Secara psikologis,  orang yang selalu teringat mati akan menjaga diri sebaik-baiknya. Mereka tidak ingin dalam  hidup ini membawa dosa yang tidak terampuni, baik dosa terhadap sesama maupun dosa terhadap Tuhan. Mereka ingin membawa pahala kebaikan sebanyak-banyaknya sebagai bekal  hidup setelah mati di akherat. Sebaliknya, mereka tidak ingin terbebani oleh dosa yang tidak terampuni. Itulah artinya, bahwa peristiwa kematian akan memiliki makna mendalam sebagai cara  mendidik diri sendiri dalam kehidupan sehari-hari.

Membayangkan peristiwa kematian, akan lebih memiliki makna lagi terhadap pendidikan pribadi,  manakala  bayangan itu lebih diperjelas. Misalnya, seseorang bisa membayangkan tentang siapa saja yang akan bertakziyah, memandikan jenazah dirinya, mengkafani, memikulnya ke kubur, menshalati, memasukkannya ke liang lahat, mendoakan,  dan semua hal lainnya lagi yang terkait dengan proses pemakaman. Lebih dari itu, juga membayangkan siapa yang akan memberikan sambutan sebelum jenazah diberangkatkan ke kubur, dan seterusnya siapa pula yang akan mendoakan pada hari-hari setelahnya.

Membayangkan hal-hal  tersebut, tentu  adalah penting sekali. Dengan membayangkan itu semua akan menumbuhkan  kesadaran bahwa hidup ini tidak lama, dan selalu membutuhkan orang lain, baik tatkala masih hidup, sedang mengakhiri kehidupan, dan bahkan setelah  kematiannya. Apalagi, setelah peristiwa kematian itu,   seseorang juga meninggalkan keluarga, anak,  dan bahkan juga saudara-saudaranya   yang semua itu masih memerlukan pertolongan dari orang lain.

Kesadaran diri sebagaimana digambarkan tersebut  akan menumbuhkan sifat-sifat mulia, seperti keharusan  saling mengenal, mencintai, menghargai, menghormati dan tolong menolong. Orang lain akan selalu dibutuhkan pada setiap saat.

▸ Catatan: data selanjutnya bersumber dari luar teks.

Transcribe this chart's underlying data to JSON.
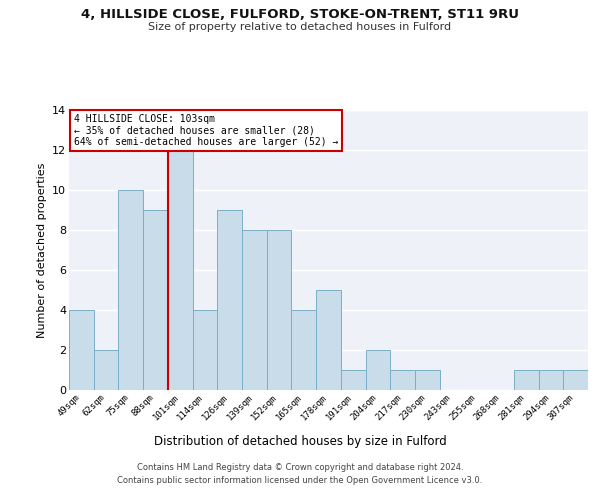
{
  "title1": "4, HILLSIDE CLOSE, FULFORD, STOKE-ON-TRENT, ST11 9RU",
  "title2": "Size of property relative to detached houses in Fulford",
  "xlabel": "Distribution of detached houses by size in Fulford",
  "ylabel": "Number of detached properties",
  "categories": [
    "49sqm",
    "62sqm",
    "75sqm",
    "88sqm",
    "101sqm",
    "114sqm",
    "126sqm",
    "139sqm",
    "152sqm",
    "165sqm",
    "178sqm",
    "191sqm",
    "204sqm",
    "217sqm",
    "230sqm",
    "243sqm",
    "255sqm",
    "268sqm",
    "281sqm",
    "294sqm",
    "307sqm"
  ],
  "values": [
    4,
    2,
    10,
    9,
    12,
    4,
    9,
    8,
    8,
    4,
    5,
    1,
    2,
    1,
    1,
    0,
    0,
    0,
    1,
    1,
    1
  ],
  "bar_color": "#c9dcea",
  "bar_edge_color": "#7aaec8",
  "ref_line_index": 4,
  "ref_line_color": "#cc0000",
  "annotation_line1": "4 HILLSIDE CLOSE: 103sqm",
  "annotation_line2": "← 35% of detached houses are smaller (28)",
  "annotation_line3": "64% of semi-detached houses are larger (52) →",
  "annotation_box_color": "#cc0000",
  "ylim": [
    0,
    14
  ],
  "yticks": [
    0,
    2,
    4,
    6,
    8,
    10,
    12,
    14
  ],
  "footer_line1": "Contains HM Land Registry data © Crown copyright and database right 2024.",
  "footer_line2": "Contains public sector information licensed under the Open Government Licence v3.0.",
  "bg_color": "#eef2f8",
  "grid_color": "#ffffff"
}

Sebaliknya, dengan penghayatan seperti itu akan menghindarkan diri dari sifat buruk, seperti iri, dengki,  hasut dan semacamnya. Melupakan peristiwa kematian akan menjadikan keberadaan orang lain  dianggap tidak penting bagi dirinya, dmengganggu, dan bahkan diposisikan sebagai  musuh.  Itulah pentingnya sebagian dari mengingat peristiwa kematian. Wallahu a’lam.